Andres, FWIW, I would recommend just using the coordinator to automatically merge segments for you. You can configure automatic merging by enabling the functionality in the coordinator runtime.properties.
If you want to run this task by hand, you will need the full JSON of a segment in order to run the merge tasks. If you look inside your metadata store for example, you can see the JSON form of a segment looks like.
It should have the fields:
@JsonProperty("dataSource") String dataSource,
@JsonProperty("interval") Interval interval,
@JsonProperty("version") String version,
// use `Map` *NOT* `LoadSpec` because we want to do lazy materialization to prevent dependency pollution
@JsonProperty("loadSpec") Map<String, Object> loadSpec,
@JsonProperty("dimensions") @JsonDeserialize(using = CommaListJoinDeserializer.class) List<String> dimensions,
@JsonProperty("metrics") @JsonDeserialize(using = CommaListJoinDeserializer.class) List<String> metrics,
@JsonProperty("shardSpec") ShardSpec shardSpec,
@JsonProperty("binaryVersion") Integer binaryVersion,
@JsonProperty("size") long size
Thanks for clearing up the difference between the merge task and append tasks. I was having the same question.
I would recommend just using the coordinator to automatically merge segments for you
Last time I checked this feature out, it was only working for unsharded segments or segments with only a single shard. Is this still the case?

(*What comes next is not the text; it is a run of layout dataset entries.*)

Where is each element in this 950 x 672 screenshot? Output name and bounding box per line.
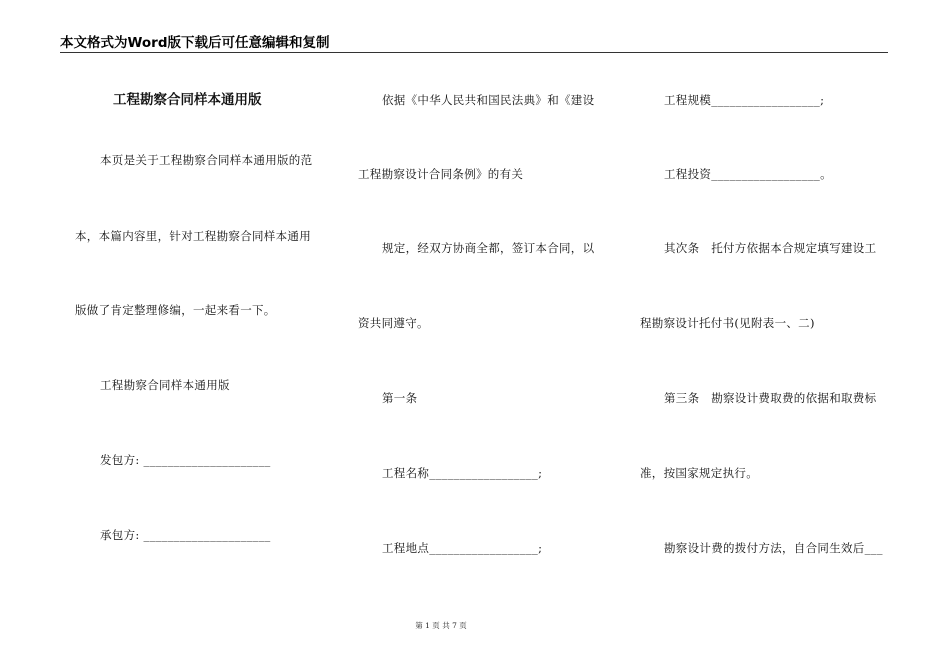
paragraph-line: 依据《中华人民共和国民法典》和《建设 (382, 93, 595, 107)
paragraph-line: 本页是关于工程勘察合同样本通用版的范 (100, 153, 313, 167)
paragraph-line: 勘察设计费的拨付方法，自合同生效后___ (664, 541, 883, 555)
paragraph-line: 本，本篇内容里，针对工程勘察合同样本通用 (75, 229, 311, 243)
paragraph-line: 规定，经双方协商全都，签订本合同，以 (382, 241, 595, 255)
project-scale-field: 工程规模__________________; (664, 93, 825, 107)
paragraph-line: 程勘察设计托付书(见附表一、二) (640, 316, 815, 330)
employer-field: 发包方: _____________________ (100, 453, 271, 467)
contract-subtitle: 工程勘察合同样本通用版 (100, 378, 230, 392)
paragraph-line: 版做了肯定整理修编，一起来看一下。 (75, 303, 276, 317)
paragraph-line: 工程勘察设计合同条例》的有关 (358, 167, 524, 181)
header-divider (60, 52, 888, 53)
contractor-field: 承包方: _____________________ (100, 528, 271, 542)
page-number: 第 1 页 共 7 页 (415, 621, 467, 630)
article-heading: 第一条 (382, 391, 418, 405)
document-title: 工程勘察合同样本通用版 (113, 92, 262, 108)
project-investment-field: 工程投资__________________。 (664, 167, 832, 181)
page-header: 本文格式为Word版下载后可任意编辑和复制 (60, 35, 330, 51)
paragraph-line: 第三条 勘察设计费取费的依据和取费标 (664, 391, 877, 405)
paragraph-line: 准，按国家规定执行。 (640, 466, 758, 480)
project-location-field: 工程地点__________________; (382, 541, 543, 555)
project-name-field: 工程名称__________________; (382, 466, 543, 480)
paragraph-line: 资共同遵守。 (358, 316, 429, 330)
paragraph-line: 其次条 托付方依据本合规定填写建设工 (664, 241, 877, 255)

I imagine that having no shards is an edge case and that most people practically cannot be without sharding. Is this a misconception?
I had an issue with the segment merge task as described in this topic
But using the coordinator for this task is much better option as recommended by Fangjin Yang
It appeals to me the too, but would the coordinator-based merging work with sharded segments?